SOLO DEBUTS FOR ROCK STARS
By JOHN ROCKWELL
Published: September 20, 1981
A solo album by a member of a rock band is always fraught with a certain danger. The very act of deciding to make such a disk can put a strain on the band's sense of itself as a communal enterprise. If the record proves successful, the harmony may be further disrupted. If it fails, the individual loses credibility both within the group and with the public.
The reasons for making such records are many. An artist can feel constrained by the chosen style of her group (since the individuals to be discussed here are women, we might as well use the feminine possessive pronoun) and wish to explore some different idiom. Or she may be tired of the group, and have every intention of going out on her own if enough people buy her solo album. Or she may simply be restless.
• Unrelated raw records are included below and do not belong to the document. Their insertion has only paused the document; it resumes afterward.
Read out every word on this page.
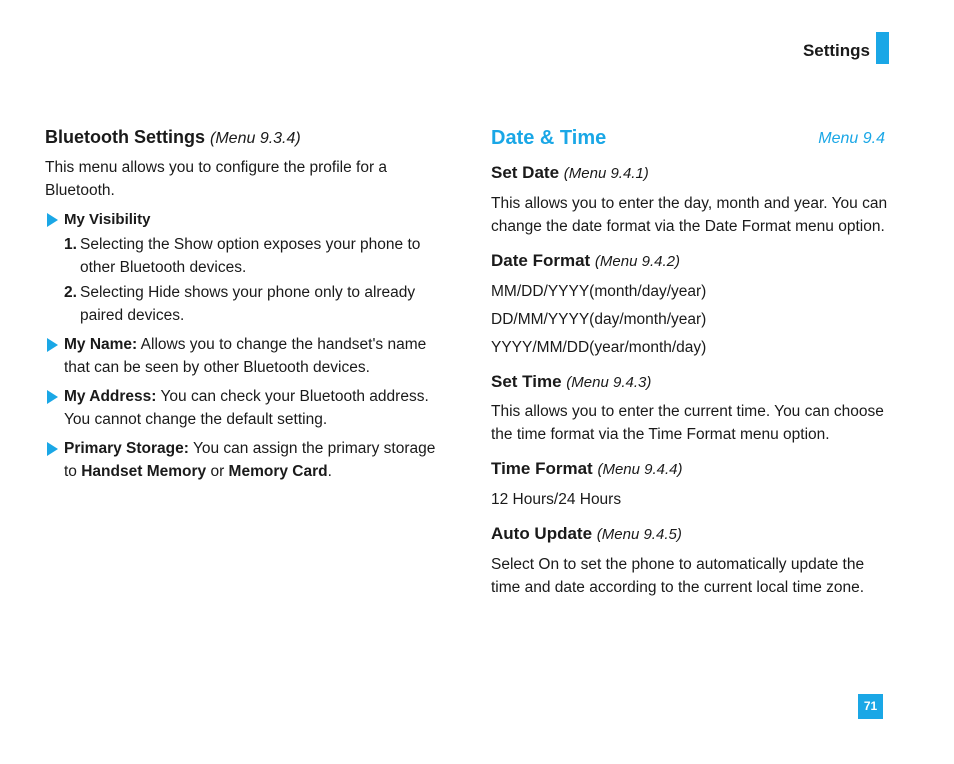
Settings
Bluetooth Settings (Menu 9.3.4)

This menu allows you to configure the profile for a Bluetooth.

My Visibility
1. Selecting the Show option exposes your phone to other Bluetooth devices.
2. Selecting Hide shows your phone only to already paired devices.
My Name: Allows you to change the handset's name that can be seen by other Bluetooth devices.
My Address: You can check your Bluetooth address. You cannot change the default setting.
Primary Storage: You can assign the primary storage to Handset Memory or Memory Card.
Date & Time	Menu 9.4
Set Date (Menu 9.4.1)

This allows you to enter the day, month and year. You can change the date format via the Date Format menu option.

Date Format (Menu 9.4.2)

MM/DD/YYYY(month/day/year)

DD/MM/YYYY(day/month/year)

YYYY/MM/DD(year/month/day)

Set Time (Menu 9.4.3)

This allows you to enter the current time. You can choose the time format via the Time Format menu option.

Time Format (Menu 9.4.4)

12 Hours/24 Hours

Auto Update (Menu 9.4.5)

Select On to set the phone to automatically update the time and date according to the current local time zone.

71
Neither Stevie Nicks nor Debbie Harry has announced any intention of breaking up their respective groups, Fleetwood Mac and Blondie. Actually, it seems unlikely that there will ever not be some sort of ''Fleetwood Mac''; the band has gone through so many shifts of personnel and survived that Mick Fleetwood and John McVie could probably carry on by themselves if they had to. Blondie without Miss Harry, however, who is Blondie, would be unthinkable.
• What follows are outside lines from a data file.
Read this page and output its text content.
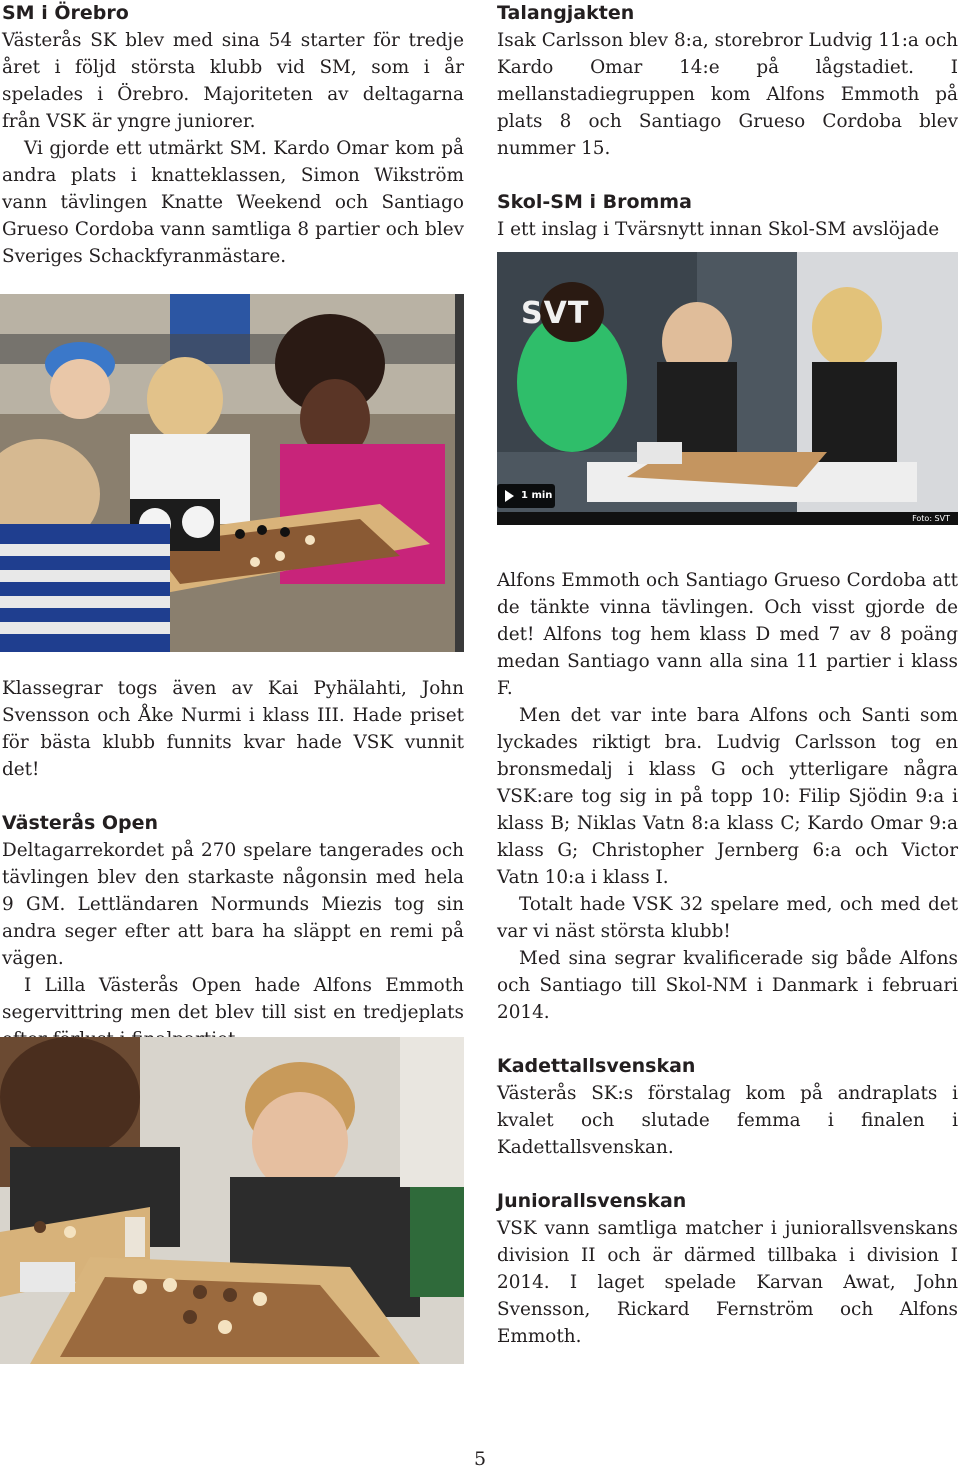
SM i Örebro

Västerås SK blev med sina 54 starter för tredje året i följd största klubb vid SM, som i år spelades i Örebro. Majoriteten av deltagarna från VSK är yngre juniorer.

Vi gjorde ett utmärkt SM. Kardo Omar kom på andra plats i knatteklassen, Simon Wikström vann tävlingen Knatte Weekend och Santiago Grueso Cordoba vann samtliga 8 partier och blev Sveriges Schackfyranmästare.

Klassegrar togs även av Kai Pyhälahti, John Svensson och Åke Nurmi i klass III. Hade priset för bästa klubb funnits kvar hade VSK vunnit det!

Västerås Open

Deltagarrekordet på 270 spelare tangerades och tävlingen blev den starkaste någonsin med hela 9 GM. Lettländaren Normunds Miezis tog sin andra seger efter att bara ha släppt en remi på vägen.

I Lilla Västerås Open hade Alfons Emmoth segervittring men det blev till sist en tredjeplats

Talangjakten

Isak Carlsson blev 8:a, storebror Ludvig 11:a och Kardo Omar 14:e på lågstadiet. I mellanstadiegruppen kom Alfons Emmoth på plats 8 och Santiago Grueso Cordoba blev nummer 15.

Skol-SM i Bromma

I ett inslag i Tvärsnytt innan Skol-SM avslöjade

SVT
1 min
Foto: SVT

Alfons Emmoth och Santiago Grueso Cordoba att de tänkte vinna tävlingen. Och visst gjorde de det! Alfons tog hem klass D med 7 av 8 poäng medan Santiago vann alla sina 11 partier i klass F.

Men det var inte bara Alfons och Santi som lyckades riktigt bra. Ludvig Carlsson tog en bronsmedalj i klass G och ytterligare några VSK:are tog sig in på topp 10: Filip Sjödin 9:a i klass B; Niklas Vatn 8:a klass C; Kardo Omar 9:a klass G; Christopher Jernberg 6:a och Victor Vatn 10:a i klass I.

Totalt hade VSK 32 spelare med, och med det var vi näst största klubb!

Med sina segrar kvalificerade sig både Alfons och Santiago till Skol-NM i Danmark i februari 2014.

Kadettallsvenskan

Västerås SK:s förstalag kom på andraplats i kvalet och slutade femma i finalen i Kadettallsvenskan.

Juniorallsvenskan

VSK vann samtliga matcher i juniorallsvenskans division II och är därmed tillbaka i division I 2014. I laget spelade Karvan Awat, John Svensson, Rickard Fernström och Alfons Emmoth.

5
Both women have come forth with their first solo albums recently, and neither represents all that striking a departure from the styles of their parent bands. But both seem commercially successful, with Miss Nicks's ''Bella Donna'' (Modern Records MR 38-139) at or near the No. 1 spot on the charts and Miss Harry's ''KooKoo'' (Chrysalis CHR 1347) lower down but climbing sturdily.
Miss Nicks's album is essentially an extension of the slightly posey, little-girl-playing-dress-up-witch dramatic and musical image she has propagated in her songs on Fleetwood Mac's recent albums. But it is also the most appealing of the albums under consideration here. Miss Nicks's voice, which grows periodically frayed and unsteady under the pressure of touring, sounds solid enough, although it has hardened in timbre, too, and lost some of its reedy fragility. Her backup bands from track to track consist mostly of Los Angeles session men, with Tom Petty and the Heartbreakers on some cuts and the whole brew seasoned by miscellaneous Eagles and Roy Bittan of Bruce Springsteen's E Street Band. They all provide good, tough, inventive rock arrangements that complement Miss Nicks's songs and singing. The songs themselves, composed between 1973 and 1980, range attractively in mood, but the themes are a li ttle hackneyed. Like toomany rock stars, Miss Nicks writes directly f rom her own experience. The trouble is that her current experience is that of being a rock star, which is a theme handled with greater p oetic insight by other writers. She also is fascinated by the occult and by love, but once again her treatment of these ideas is not str iking from a strictly verbal standpoint.
Still, rock songs, like all songs, work from a blend of music and words, not by words alone. Miss Nicks's songs, especially when sung by her, attain an individuality that is both seductive and undeniable. ''Bella Donna'' may not signify the liberation of a talent heretofore curtailed by membership in a band. But it is a nice record.
Miss Harry's ''KooKoo'' is more striking as a concept, for the alliance of potentially synergistic talent, than as actual sound. On its recent albums Blondie has used Mike Chapman as its producer, although Giorgio Moroder contributed a fascinating arrangement and production for the single ''Call Me.'' At one point Mr. Moroder was going to be used for the last Blondie album , but for various reasons the collabora tion collapsed. Miss Harry and her boyfriend, Blondie's guitarist Chr is Stein, then turned to Nile Rodgers and Bernard Edwards to pr oduce Miss Harry's solo debut.
Both Mr. Moroder and the Rodgers-Edwards team are known for their work in disco, the latter with Chic. But in the past few years Mr. Rodgers and Mr. Edwards have branched out to produce records in varied styles by other artists. Now that disco is ''dead,'' they have given Miss Harry what amounts to a dance-rock record with snippets of other idioms.
The trouble is that the songs are neither so wide-ranging as those on recent Blondie albums nor are they illuminated with Mr. Chapman's gift for the clever pop hook. Miss Harry has long epitomized the minimalist-robotic school of singing. If Miss Nicks is full of eccentric personality, Miss Harry is the dispassionate, witty but cool chronicler of sexual and societal mores. That puts all the more emphasis on the arrangements, and on ''KooKoo'' the arrangements just don't seem that special.
Miss Nicks and Miss Harry, on their own or with their bands, are two of the most popular female pop singers on today's market. Another is Pat Benatar, whose third album, ''Precious Time'' (Chrysalis CHR 1346) has already streaked to the top of the charts and fallen back a bit.
Miss Benatar has incurred considerable disparagement from the rock press. She is not this writer's favorite, either, but many of the complaints about her seem undisguisedly sexist. Miss Benatar's chosen idiom is male-strutting, macho-aggressive heavy-metal rock. People find her assumption of that stance to be calculating and false, but it is tempting to see their complaints as a simple unwillingness to accept any woman on what has conventionally been male turf.
Yet the Wilson sisters of Heart were not dismissed with such scorn when they imitated the sound of Led Zeppelin. There is something calculated about Miss Benatar's little growls and the gritty guitar chording of her otherwise neatly controlled band. On the other hand, many of the most popular male soloists and male bands today are similarly calculated. And Miss Benatar does have a fine, strong voice. If one's idea of rock-and-roll is still of burning, personal expression, then she will not seem very interesting or important. But on the level of the workaday entertainment that epitomizes mainstream popular music today, all honorable craft with few aspirations to anything higher, she fulfills a function that is not so despicable as some of her detractors seem to think.